Non a caso la scena (curata da Marco Rossi) è quasi costantemente plumbea, chiusa su se stessa: solo il “Caos” che domina la vita riuscirà a forzare il suo ostinato immobilismo. Il fondale è di un grigio lattiginoso, confuso, che proiettori da terra rendono variamente inquietante, o ambiguamente misterioso, anche nei momenti meno tenebrosi. E poi c’è lui: il ponte di Brooklyn, reso attraverso tre diversi campi cinematografici: corto, medio e lungo. Quel ponte, in teoria collegamento solo verso il meglio, in pratica si rivela “sospensione esistenziale”: varco attraverso il quale la tragedia può entrare nella vita umana sorprendendoci inermi. E poi attraversarla, rompendo i “nostri” progetti, per costruirne altri. Apparentemente solo suoi.

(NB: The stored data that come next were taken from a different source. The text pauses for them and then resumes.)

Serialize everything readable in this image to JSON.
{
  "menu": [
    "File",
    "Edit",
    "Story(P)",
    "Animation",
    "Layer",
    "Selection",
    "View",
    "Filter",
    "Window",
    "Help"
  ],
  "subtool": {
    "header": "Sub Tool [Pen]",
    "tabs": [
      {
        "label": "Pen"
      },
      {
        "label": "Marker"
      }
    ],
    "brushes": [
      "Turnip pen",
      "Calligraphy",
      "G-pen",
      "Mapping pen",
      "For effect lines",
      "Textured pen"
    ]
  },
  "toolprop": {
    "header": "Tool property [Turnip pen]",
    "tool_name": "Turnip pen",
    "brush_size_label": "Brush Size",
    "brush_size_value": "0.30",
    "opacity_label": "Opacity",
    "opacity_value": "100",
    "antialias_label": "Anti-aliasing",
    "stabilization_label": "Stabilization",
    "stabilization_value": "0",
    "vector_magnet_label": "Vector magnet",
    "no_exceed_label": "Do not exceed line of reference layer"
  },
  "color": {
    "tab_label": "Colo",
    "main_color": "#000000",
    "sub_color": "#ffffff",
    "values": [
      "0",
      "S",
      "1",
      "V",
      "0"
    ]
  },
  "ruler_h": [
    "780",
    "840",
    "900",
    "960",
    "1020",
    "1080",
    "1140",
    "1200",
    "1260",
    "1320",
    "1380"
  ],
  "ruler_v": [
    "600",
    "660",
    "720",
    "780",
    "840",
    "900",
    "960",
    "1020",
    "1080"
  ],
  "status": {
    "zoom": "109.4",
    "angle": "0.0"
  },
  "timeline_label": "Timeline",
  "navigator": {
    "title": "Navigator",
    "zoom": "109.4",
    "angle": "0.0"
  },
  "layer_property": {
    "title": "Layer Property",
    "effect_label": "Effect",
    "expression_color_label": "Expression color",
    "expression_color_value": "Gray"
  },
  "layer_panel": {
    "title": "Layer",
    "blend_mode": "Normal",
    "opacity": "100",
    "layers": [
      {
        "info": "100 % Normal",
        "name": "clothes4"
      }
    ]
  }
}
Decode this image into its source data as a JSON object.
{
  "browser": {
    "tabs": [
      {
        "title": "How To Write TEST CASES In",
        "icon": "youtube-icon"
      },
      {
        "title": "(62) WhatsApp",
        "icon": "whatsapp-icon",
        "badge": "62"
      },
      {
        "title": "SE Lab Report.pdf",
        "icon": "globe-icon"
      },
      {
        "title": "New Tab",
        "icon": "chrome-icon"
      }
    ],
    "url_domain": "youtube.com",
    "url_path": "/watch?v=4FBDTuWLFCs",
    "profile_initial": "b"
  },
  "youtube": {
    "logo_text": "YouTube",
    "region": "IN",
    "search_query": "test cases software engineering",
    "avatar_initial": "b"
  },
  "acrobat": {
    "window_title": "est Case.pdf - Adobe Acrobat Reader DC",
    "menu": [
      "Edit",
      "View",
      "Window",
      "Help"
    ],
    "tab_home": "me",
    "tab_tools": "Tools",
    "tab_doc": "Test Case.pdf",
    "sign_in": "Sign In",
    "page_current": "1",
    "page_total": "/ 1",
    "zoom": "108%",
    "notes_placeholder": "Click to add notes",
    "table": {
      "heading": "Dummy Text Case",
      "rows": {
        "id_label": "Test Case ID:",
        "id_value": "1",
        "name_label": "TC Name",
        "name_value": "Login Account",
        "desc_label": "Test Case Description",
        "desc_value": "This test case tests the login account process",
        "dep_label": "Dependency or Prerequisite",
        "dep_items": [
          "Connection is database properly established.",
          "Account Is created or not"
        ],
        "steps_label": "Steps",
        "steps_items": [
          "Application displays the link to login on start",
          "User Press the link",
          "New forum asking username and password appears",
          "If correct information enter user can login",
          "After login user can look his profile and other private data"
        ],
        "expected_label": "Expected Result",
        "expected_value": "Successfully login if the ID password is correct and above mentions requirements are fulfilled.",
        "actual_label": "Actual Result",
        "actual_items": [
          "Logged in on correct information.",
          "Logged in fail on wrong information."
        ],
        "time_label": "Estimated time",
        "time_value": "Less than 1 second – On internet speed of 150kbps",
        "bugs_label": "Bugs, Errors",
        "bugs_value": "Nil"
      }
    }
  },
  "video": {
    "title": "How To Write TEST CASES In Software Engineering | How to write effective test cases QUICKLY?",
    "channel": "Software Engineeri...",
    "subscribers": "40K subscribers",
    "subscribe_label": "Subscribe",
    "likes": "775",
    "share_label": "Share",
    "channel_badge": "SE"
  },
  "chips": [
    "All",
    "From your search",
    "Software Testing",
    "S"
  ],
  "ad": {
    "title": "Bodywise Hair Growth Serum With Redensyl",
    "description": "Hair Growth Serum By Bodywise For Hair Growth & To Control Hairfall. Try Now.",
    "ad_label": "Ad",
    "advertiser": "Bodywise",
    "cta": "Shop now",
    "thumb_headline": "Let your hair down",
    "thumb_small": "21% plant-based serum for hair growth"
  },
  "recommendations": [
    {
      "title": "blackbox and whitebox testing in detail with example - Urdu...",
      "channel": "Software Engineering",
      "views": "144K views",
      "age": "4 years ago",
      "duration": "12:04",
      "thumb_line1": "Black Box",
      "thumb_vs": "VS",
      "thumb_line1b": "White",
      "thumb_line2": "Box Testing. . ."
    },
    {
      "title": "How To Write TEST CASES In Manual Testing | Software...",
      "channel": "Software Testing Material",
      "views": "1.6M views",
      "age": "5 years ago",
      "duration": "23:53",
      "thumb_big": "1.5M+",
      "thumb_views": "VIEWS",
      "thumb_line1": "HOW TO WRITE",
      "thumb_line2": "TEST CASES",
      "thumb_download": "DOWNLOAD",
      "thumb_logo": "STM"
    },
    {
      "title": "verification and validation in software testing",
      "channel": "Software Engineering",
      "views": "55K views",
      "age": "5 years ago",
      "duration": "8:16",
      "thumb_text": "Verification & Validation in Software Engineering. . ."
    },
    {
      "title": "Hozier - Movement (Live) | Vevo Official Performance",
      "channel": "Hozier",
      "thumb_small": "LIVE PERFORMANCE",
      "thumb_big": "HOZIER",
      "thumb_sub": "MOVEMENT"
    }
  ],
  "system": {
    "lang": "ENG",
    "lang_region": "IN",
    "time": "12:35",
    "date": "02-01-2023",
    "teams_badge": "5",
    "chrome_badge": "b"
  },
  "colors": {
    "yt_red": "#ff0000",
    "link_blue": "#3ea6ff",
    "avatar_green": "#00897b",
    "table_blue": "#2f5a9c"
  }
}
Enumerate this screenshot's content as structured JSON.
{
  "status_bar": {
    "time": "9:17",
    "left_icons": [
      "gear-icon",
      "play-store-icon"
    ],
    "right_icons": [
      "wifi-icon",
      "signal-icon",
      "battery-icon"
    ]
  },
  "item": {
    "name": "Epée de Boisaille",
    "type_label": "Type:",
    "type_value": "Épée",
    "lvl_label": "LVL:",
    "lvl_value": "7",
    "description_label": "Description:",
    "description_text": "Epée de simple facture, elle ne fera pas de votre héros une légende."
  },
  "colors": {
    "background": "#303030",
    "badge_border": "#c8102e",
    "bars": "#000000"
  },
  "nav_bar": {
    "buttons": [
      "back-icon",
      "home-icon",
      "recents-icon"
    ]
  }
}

Massimo Popolizio (Eddie Carbone) e Michele Nani (Avv. Alfieri) in una scena dello spettacolo “Uno sguardo dal ponte” di e con Massimo Popolizio

Uno non può sapere ciò che scoprirà“- ci ricorda l’avvocato Alfieri (un inconsapevole Iago, reso da un efficace Michele Nani), unico personaggio del presente a cui viene affidata la funzione, da coro greco, di narratore e commentatore esterno della vicenda, che l’arguta regia di Popolizio trasforma in un lungo flashback.

Gaja Masciale (Catherine) in una scena dello spettacolo “Uno sguardo dal ponte” di e con Massimo Popolizio

Inaspettate le caratterizzazioni delle due figure femminili: Beatrice ( la moglie di Eddie) e Catherine  (la figlioccia). Intraprendenti ed emancipate. Una scelta, questa del regista Popolizio, coraggiosa ma geniale.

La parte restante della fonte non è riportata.